Censorship at the sequencer level

Some other innovative approaches aim to prevent problematic transactions from being integrated in the first place.

For instance, consider Zircuit’s approach, which implements censorship at the sequencer level. By monitoring the mempool, the sequencer can identify malicious transactions and choose not to include them in the block. Alternatively, in the absence of censorship, another sequencer could prioritize pausing operations within a block. In such a scenario, a detected smart contract exhibiting suspicious behavior could be closely monitored within its mempool. If a threat is detected and the protocol is configured with a circuit breaker for such events, the pausing transaction could be executed before any potential exploit, enhancing security.


5. Conclusion

In this post, we have delved into the workflow of on-chain exploits and explored the current alerting techniques implemented to safeguard user funds within the protocol.

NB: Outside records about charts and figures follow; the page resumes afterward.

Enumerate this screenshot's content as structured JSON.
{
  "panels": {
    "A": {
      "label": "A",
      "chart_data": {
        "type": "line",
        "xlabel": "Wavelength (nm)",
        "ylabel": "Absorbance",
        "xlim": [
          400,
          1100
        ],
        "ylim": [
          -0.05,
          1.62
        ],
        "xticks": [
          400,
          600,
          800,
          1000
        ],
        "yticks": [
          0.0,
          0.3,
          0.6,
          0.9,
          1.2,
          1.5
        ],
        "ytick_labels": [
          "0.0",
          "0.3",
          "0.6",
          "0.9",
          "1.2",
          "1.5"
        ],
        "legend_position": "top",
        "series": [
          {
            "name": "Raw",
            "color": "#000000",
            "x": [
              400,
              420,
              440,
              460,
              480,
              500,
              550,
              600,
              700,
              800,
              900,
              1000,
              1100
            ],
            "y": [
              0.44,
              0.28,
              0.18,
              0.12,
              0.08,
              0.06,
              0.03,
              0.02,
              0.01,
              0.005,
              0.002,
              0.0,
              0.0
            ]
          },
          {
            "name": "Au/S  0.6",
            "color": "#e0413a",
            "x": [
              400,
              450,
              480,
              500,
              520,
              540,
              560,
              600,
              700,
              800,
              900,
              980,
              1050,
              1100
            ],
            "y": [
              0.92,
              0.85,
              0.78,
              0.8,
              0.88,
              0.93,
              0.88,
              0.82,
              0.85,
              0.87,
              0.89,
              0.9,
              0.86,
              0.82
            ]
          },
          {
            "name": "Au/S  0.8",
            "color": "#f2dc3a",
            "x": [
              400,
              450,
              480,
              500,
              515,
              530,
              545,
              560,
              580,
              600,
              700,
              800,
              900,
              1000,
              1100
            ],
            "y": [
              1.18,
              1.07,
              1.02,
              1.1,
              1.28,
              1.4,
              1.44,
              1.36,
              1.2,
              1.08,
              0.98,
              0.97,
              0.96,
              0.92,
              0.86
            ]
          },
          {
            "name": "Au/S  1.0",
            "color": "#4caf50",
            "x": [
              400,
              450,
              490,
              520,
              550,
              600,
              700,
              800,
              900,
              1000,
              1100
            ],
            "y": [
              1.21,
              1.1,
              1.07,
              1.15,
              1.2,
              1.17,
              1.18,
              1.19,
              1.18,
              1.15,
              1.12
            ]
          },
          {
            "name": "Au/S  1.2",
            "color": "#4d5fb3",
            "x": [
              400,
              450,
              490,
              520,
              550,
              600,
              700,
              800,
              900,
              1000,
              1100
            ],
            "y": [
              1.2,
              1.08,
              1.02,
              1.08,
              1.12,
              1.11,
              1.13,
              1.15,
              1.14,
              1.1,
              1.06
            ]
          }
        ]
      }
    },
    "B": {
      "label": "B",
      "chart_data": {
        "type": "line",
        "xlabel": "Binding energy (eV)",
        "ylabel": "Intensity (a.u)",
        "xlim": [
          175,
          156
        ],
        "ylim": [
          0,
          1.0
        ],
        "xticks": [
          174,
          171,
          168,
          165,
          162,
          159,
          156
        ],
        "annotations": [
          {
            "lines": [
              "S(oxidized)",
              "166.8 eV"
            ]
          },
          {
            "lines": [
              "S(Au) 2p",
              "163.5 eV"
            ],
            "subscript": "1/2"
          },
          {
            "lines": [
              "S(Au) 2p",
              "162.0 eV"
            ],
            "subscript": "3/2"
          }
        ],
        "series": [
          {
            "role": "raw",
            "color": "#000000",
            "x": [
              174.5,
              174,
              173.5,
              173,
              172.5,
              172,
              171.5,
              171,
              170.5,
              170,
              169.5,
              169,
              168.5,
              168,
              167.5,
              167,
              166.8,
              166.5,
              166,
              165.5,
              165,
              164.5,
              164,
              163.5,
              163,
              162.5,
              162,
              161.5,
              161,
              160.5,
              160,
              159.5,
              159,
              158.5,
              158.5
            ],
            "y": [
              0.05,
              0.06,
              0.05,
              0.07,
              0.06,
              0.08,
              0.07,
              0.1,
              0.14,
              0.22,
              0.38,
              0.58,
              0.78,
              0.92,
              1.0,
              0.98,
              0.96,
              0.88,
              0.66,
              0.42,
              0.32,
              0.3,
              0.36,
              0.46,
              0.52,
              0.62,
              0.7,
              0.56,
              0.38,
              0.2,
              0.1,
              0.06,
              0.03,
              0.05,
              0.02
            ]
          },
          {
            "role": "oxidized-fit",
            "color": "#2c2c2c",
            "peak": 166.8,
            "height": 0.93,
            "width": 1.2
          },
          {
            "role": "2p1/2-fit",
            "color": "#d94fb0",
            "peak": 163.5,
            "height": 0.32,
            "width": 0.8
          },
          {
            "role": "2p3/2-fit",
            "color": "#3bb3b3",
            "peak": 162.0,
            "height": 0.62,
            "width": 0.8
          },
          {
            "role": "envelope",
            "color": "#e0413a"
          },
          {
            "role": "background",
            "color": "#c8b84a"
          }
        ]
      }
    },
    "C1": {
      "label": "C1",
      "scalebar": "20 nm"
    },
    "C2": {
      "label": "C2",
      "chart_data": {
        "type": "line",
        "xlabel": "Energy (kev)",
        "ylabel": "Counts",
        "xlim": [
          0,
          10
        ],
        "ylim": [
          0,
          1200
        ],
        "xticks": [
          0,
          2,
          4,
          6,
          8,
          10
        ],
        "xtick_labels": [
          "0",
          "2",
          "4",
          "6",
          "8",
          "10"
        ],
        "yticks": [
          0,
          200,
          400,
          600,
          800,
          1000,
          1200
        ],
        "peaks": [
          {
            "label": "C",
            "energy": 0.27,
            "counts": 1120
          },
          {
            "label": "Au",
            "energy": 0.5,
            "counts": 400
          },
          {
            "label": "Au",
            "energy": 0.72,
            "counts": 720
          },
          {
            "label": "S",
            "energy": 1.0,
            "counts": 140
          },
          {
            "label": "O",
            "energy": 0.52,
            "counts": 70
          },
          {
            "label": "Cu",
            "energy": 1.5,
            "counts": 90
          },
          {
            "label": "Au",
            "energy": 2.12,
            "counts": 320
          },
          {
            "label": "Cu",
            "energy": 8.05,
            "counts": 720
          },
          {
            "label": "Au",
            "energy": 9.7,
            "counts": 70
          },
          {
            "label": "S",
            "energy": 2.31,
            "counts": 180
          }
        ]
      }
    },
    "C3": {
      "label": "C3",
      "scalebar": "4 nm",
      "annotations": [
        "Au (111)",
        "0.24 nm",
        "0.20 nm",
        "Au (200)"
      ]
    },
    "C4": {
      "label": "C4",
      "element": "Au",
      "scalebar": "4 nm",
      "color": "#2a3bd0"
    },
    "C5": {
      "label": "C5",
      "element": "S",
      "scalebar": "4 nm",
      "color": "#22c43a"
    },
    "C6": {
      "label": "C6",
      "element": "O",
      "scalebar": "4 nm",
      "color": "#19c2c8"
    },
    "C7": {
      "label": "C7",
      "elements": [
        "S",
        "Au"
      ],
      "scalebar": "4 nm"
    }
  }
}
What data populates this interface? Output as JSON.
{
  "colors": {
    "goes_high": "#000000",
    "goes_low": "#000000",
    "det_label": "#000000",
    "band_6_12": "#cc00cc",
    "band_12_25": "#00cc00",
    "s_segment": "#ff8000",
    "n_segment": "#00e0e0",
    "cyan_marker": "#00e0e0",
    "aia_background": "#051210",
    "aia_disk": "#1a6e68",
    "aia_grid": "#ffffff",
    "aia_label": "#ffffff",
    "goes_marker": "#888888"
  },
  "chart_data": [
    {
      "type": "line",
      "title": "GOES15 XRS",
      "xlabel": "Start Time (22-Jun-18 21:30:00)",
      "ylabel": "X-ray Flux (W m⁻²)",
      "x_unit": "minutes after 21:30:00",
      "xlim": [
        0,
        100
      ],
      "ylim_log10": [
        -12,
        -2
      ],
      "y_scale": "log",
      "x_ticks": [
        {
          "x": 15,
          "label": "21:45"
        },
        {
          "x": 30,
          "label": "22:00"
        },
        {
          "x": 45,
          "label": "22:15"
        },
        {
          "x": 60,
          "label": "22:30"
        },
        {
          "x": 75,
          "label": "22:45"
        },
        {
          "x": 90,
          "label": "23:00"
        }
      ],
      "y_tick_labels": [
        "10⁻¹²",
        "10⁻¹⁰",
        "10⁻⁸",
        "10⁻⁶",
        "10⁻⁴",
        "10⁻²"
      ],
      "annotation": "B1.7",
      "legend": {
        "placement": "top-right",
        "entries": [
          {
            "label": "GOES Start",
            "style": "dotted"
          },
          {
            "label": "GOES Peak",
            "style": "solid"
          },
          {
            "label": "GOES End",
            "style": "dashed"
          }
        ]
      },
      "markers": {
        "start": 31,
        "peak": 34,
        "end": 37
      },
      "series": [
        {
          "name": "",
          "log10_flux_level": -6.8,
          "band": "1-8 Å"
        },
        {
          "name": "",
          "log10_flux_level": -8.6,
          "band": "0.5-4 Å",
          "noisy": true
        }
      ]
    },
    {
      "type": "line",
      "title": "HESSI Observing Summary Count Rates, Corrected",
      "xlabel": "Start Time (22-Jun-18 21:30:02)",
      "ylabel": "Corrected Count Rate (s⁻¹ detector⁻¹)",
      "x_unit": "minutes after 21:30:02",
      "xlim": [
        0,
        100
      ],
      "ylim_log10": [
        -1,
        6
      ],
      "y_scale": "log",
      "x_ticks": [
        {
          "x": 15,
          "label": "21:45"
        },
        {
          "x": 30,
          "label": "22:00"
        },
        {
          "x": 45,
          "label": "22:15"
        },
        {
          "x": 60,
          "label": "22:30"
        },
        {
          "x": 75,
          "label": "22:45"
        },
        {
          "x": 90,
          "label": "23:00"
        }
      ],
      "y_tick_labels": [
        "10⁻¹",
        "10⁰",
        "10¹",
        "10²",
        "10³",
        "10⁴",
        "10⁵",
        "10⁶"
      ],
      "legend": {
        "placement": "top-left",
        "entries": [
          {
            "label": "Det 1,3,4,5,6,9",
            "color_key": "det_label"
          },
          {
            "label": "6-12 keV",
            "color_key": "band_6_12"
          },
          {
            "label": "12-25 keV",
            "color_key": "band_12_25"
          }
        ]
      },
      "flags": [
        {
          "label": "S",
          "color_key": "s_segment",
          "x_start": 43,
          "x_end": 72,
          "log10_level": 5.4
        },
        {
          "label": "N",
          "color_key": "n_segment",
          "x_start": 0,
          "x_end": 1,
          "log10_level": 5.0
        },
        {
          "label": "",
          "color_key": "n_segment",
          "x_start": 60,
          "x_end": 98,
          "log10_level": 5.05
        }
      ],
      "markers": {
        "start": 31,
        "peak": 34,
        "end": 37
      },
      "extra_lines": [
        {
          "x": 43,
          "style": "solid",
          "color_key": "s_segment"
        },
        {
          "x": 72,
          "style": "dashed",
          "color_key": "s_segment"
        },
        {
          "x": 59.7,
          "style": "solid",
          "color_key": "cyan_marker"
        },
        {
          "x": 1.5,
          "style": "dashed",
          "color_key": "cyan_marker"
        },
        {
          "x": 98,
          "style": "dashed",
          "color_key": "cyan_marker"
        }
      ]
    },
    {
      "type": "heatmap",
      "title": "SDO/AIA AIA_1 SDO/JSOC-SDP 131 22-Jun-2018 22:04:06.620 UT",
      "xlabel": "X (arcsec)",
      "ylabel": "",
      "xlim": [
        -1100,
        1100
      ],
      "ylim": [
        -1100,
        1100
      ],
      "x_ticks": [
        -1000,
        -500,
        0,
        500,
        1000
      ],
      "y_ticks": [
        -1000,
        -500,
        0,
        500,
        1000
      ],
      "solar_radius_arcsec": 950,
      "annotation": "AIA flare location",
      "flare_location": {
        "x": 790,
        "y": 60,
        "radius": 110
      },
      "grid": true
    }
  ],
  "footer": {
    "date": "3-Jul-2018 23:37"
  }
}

We have also shared how we enhanced the current Malicious Smart-contracts detection model, achieving an improvement of over ~20%. This improved model is now available on the Forta network and through telegram.

Despite the effectiveness of these models, it is imperative to acknowledge the substantial risk of DDoS attacks that can potentially arise from their use in pausing protocols. We strongly recommend not relying solely on a single model but instead incorporating multiple sources to mitigate this threat.

Promising solutions are emerging, such as Blacklisting, ERC20-R and censorship at a sequencer level and it is worth keeping an eye on them.

Keep in mind all solutions have their pros and cons depending on the use case. The best solution for your use-case likely lies in a combination of the methods presented in this article


Aleno’s core business is to develop DeFi threat monitoring tools for professionals, enabling them to react to risks and opportunities. In this perspective, the aggregated predictive model provides a suitable response to threats of hacks as the risk of false positive circuit-breaking activation is far less harmful than on a protocol level.We hope that this article and the models will provide everyone with a better understanding of these risks and help create the healthiest possible environment for DeFi growth with maximum security.